Giustizia 1 – illegalità 0

Una maxi retata nella notte tra mercoledì 6 e la mattinata di giovedì 7 luglio che si è conclusa con dieci custodie cautelari in carcere, undici arresti domiciliari, tre obblighi di dimora e 56 denunce, nella vasta zona che comprende oltre a Vigevano anche Gambolò, Garlasco, Gravellona e Alagna.
Gli arresti sono avvenuti quasi in contemporanea e si sono conclusi con una lunga parata da parte di decine di auto dei carabinieri che transitavano da via del Popolo fino in piazza Ducale e poi giù, nelle zone centrali della città, a sirene spiegate sotto lo sguardo dei cittadini attoniti, celebrando il giusto trionfo dei vincitori della battaglia.
Si tratta di un blitz con pochi precedenti nella nostra zona, che ha coinvolto 160 carabinieri e che ha sgominato un’organizzazione potente e radicata a Vigevano e nell’area circostante, finalizzata al traffico di armi, alle estorsioni, allo spaccio e, soprattutto, al controllo totale del territorio. L’elenco dei fermati, nomi a cui si è risaliti dopo quasi due anni di indagini, comprende sia uomini “navigati” e già noti nei verbali, nelle cronache e nelle indiscrezioni cittadine, sia ragazzi di meno di 30 anni, nuove leve di una criminalità che, da esasperato bullismo di quartiere, mirava a diventare qualcosa di più serio ed importante. Una prepotenza che andava dall’autocelebrazione grottesca, come quella di pubblicare un video musicale su internet per esaltare le loro gesta e la loro baldanza, agli atti dimostrativi tremendamente seri come gli incendi delle auto di chiunque (onesto o meno) si frapponesse sul loro cammino, le intimidazioni pistola in mano ed anche, a volte, attentati veri e propri. Non a caso nelle abitazioni di molti degli arrestati sono stati trovati veri e propri arsenali di armi di ogni tipo, frutto di rapine nei mesi scorsi, nonché diversi chilogrammi di hashish e cocaina, il classico “commercio” con cui, storicamente, la criminalità ha sempre investito i primi proventi diventando, da ricca, ricchissima. La loro ambizione era tale da parlare, in molte intercettazioni, di un vero e proprio piano velleitario di assalto alla caserma, i cui legittimi occupanti (i carabinieri) erano definiti “i cani”, i nemici pubblici numero uno da sconfiggere nel loro mondo alla rovescia.

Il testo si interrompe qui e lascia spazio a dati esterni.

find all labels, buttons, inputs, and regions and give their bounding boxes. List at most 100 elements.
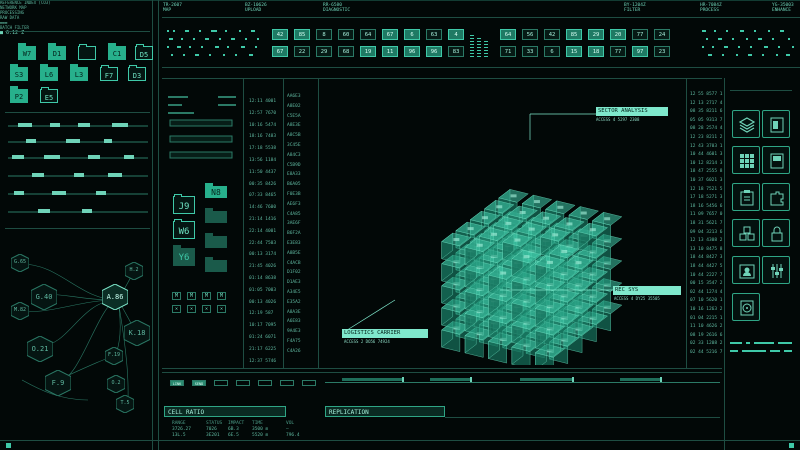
folder-d3[interactable]: D3 [128,65,146,81]
hex-node-label: F.9 [51,379,65,387]
header-cell-enhance[interactable]: YG-35003 ENHANCE [772,3,794,13]
folder-n8[interactable]: N8 [205,183,227,198]
status-led-left [6,443,11,448]
hex-node[interactable]: F.9 [45,370,71,396]
card-tile[interactable] [762,146,790,174]
folder-f7[interactable]: F7 [100,65,118,81]
stack-tile[interactable] [732,110,760,138]
grid-tile[interactable] [732,146,760,174]
time-entry-right: 02 44 1274 4 [690,289,723,295]
time-entry-right: 12 43 3703 1 [690,143,723,149]
header-cell-upload[interactable]: BZ-10626 UPLOAD [245,3,267,13]
folder-w6[interactable]: W6 [173,219,195,239]
time-entry: 10:16 5474 [249,122,277,128]
tab-7[interactable] [302,380,316,386]
clipboard-icon [740,190,754,206]
time-entry-right: 11 10 4626 2 [690,324,723,330]
disc-tile[interactable] [732,293,760,321]
folder-d5[interactable]: D5 [135,44,153,60]
folder-l6[interactable]: L6 [40,64,58,81]
callout-logistics-carrier[interactable]: LOGISTICS CARRIER [342,329,428,338]
time-entry-right: 18 44 8427 3 [690,255,723,261]
header-cell-map[interactable]: TR-2607 MAP [163,3,182,13]
tab-3[interactable] [214,380,228,386]
close-button-2[interactable]: ✕ [187,305,196,313]
clipboard-tile[interactable] [732,183,760,211]
tab-5[interactable] [258,380,272,386]
time-entry: 21:14 1416 [249,217,277,222]
tab-send[interactable]: SEND [192,380,206,386]
user-card-icon [739,264,755,279]
tab-6[interactable] [280,380,294,386]
number-cell: 33 [522,46,538,57]
mode-button-1[interactable]: M [172,292,181,300]
ratio-cell: 796.4 [286,433,300,438]
header-cell-process[interactable]: HR-7084Z PROCESS [700,3,722,13]
hex-node[interactable]: K.18 [124,320,150,346]
time-entry: 17:18 5538 [249,146,277,152]
folder-dim-2[interactable] [205,233,227,248]
close-button-1[interactable]: ✕ [172,305,181,313]
folder-j9[interactable]: J9 [173,194,195,214]
puzzle-icon [770,191,784,206]
close-button-3[interactable]: ✕ [202,305,211,313]
time-entry: 18:16 7483 [249,134,277,140]
folder-d1[interactable]: D1 [48,43,66,60]
number-cell: 96 [426,46,442,57]
raw-code-entry: A8C5B [287,133,301,139]
document-tile[interactable] [762,110,790,138]
sliders-tile[interactable] [762,256,790,284]
binary-pattern-right [702,30,794,56]
number-cell: 29 [316,46,332,57]
close-button-4[interactable]: ✕ [217,305,226,313]
time-entry: 21:45 4026 [249,264,277,270]
tab-4[interactable] [236,380,250,386]
hex-node-label: K.18 [128,329,146,337]
mode-button-4[interactable]: M [217,292,226,300]
folder-e5[interactable]: E5 [40,87,58,103]
folder-dim-1[interactable] [205,208,227,223]
raw-code-entry: C4A85 [287,211,301,217]
hex-node[interactable]: M.82 [11,302,29,320]
hex-node[interactable]: F.19 [105,347,123,365]
folder-l3[interactable]: L3 [70,64,88,81]
folder-blank[interactable] [78,44,96,60]
mode-button-2[interactable]: M [187,292,196,300]
hex-node[interactable]: O.2 [107,375,125,393]
hex-node[interactable]: G.40 [31,284,57,310]
folder-y6[interactable]: Y6 [173,245,195,266]
time-entry: 12:11 4001 [249,99,277,104]
callout-sector-analysis[interactable]: SECTOR ANALYSIS [596,107,668,116]
folder-c1[interactable]: C1 [108,43,126,60]
number-cell: 85 [566,29,582,40]
hex-node[interactable]: H.2 [125,262,143,280]
raw-code-entry: F4A75 [287,339,301,344]
mode-button-3[interactable]: M [202,292,211,300]
folder-p2[interactable]: P2 [10,86,28,103]
hex-node[interactable]: A.86 [102,284,128,310]
folder-dim-3[interactable] [205,257,227,272]
number-cell: 22 [294,46,310,57]
batch-filter-bar[interactable] [330,376,720,390]
folder-s3[interactable]: S3 [10,64,28,81]
lock-tile[interactable] [762,219,790,247]
hex-node[interactable]: G.65 [11,254,29,272]
ratio-cell: 3500 m [252,427,269,432]
user-card-tile[interactable] [732,256,760,284]
time-entry: 11:50 4437 [249,169,277,175]
callout-rec-sys[interactable]: REC SYS [613,286,681,295]
header-cell-diagnostic[interactable]: RR-6580 DIAGNOSTIC [323,3,350,13]
header-cell-filter[interactable]: BY-1204Z FILTER [624,3,646,13]
folder-w7[interactable]: W7 [18,43,36,60]
number-cell: 42 [272,29,288,40]
number-cell: 60 [338,29,354,40]
hex-node[interactable]: O.21 [27,336,53,362]
hex-node[interactable]: T.5 [116,395,134,413]
time-entry-right: 18 44 4427 5 [690,264,723,269]
hex-node-label: A.86 [106,293,124,301]
tab-link[interactable]: LINK [170,380,184,386]
card-icon [770,153,784,169]
puzzle-tile[interactable] [762,183,790,211]
boxes-tile[interactable] [732,219,760,247]
number-cell: 77 [632,29,648,40]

L’obiettivo era dunque il controllo della città e, più in generale, del territorio, con la violenza ed i tentativi di infiltrarsi nella pubblica amministrazione, nelle reti commerciali e nelle imprese: in un caso un PM ha addirittura aperto un’inchiesta su un imprenditore, Bruno Marasco, vicepresidente di una cooperativa vigevanese che si è ucciso il 4 giugno 2015 dopo una lunga serie di intimidazioni ed attentati da parte di uno degli arrestati, che secondo le accuse mirava a prendere il suo posto nell’azienda.
Si tratta senza dubbio di una pagina buia ed oscura della storia della città e di buona parte della Lomellina, dato che gli affari e la provenienza di molte delle persone coinvolte trascendono i confini del comune di Vigevano per espandersi nei paesi circostanti, probabilmente in anonime villette di strade residenziali. Non sono coinvolti immigrati, non sono coinvolti stranieri, ma persone nate e cresciute da noi, in molti casi ex compagni di scuola, vicini di casa o conoscenti a vario titolo, che anzi la criminalità romena o albanese l’avrebbero relegata in un angolo. “Vigevano come Gomorra”, sussurrava qualcuno. E questa volta sembrerebbe davvero così.

Tratto dall’informatore Lomellino di mercoledì 13 luglio.